Вообще-то я очень закрыта. Никуда не хожу, ничего не комментирую. А в последний месяц случилось сразу несколько событий: премьера «Последней сказки Риты», мое выступление с Queen, «Нашествие». Все три события были для меня очень важны. И, конечно, начались обсуждения. И вот меня разозлило, что они обсуждают платье! Или фигуру. И совсем не обращают внимания на, например, музыку к фильму. То есть творят какого-то медийного персонажа, которым я никогда не стремилась стать — и им это прекрасно известно. Понятно, что я никогда не смогу требовать от обывателя не обсуждать меня, это невозможно. Но в чем же тогда разница между обывателем и поклонником?
Это будет последнее интервью перед долгим молчанием.

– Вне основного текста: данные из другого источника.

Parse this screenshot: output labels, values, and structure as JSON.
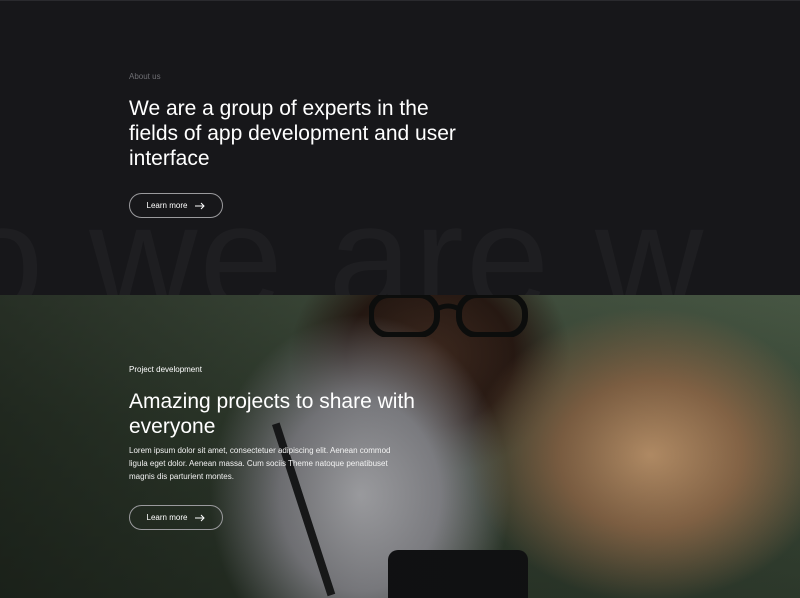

— Я снова про обидчивость. У тебя даже в песне «Деньги» есть строчка «я болею от обиды на людей». Тебя ранят столкновения с миром?
— Да. Я вообще жаворонок, просыпаюсь очень рано и, как правило, в хорошем настроении — а к вечеру велика вероятность того, что внешний мир мне его испортит (смеется).
— Мне даже показалось, что ты не только сама защищаешься, но и мелодию свою защищаешь: все последние песни такие резкие, ритмичные.
— Нет, ничего я не защищаю: песни пишутся такие, какие пишутся. Просто я сейчас вот такая ритмичная. Мне кажется, что альбом получается очень лиричным: не мелодичным, а лиричным и даже драматичным. Я, кстати, не считаю себя мелодистом. Мелодист в моем понимании — Пол Маккартни.
Я правда увлечена ритмами и риффами последние пару лет. Это слышно в новых аранжировках и, конечно, будет отражено в альбоме. Я ищу форму, ищу подачу, нетрадиционную ритмику, оригинальные решения. В российской музыке все так предсказуемо, это невыносимо: на все группы три барабанных рисунка!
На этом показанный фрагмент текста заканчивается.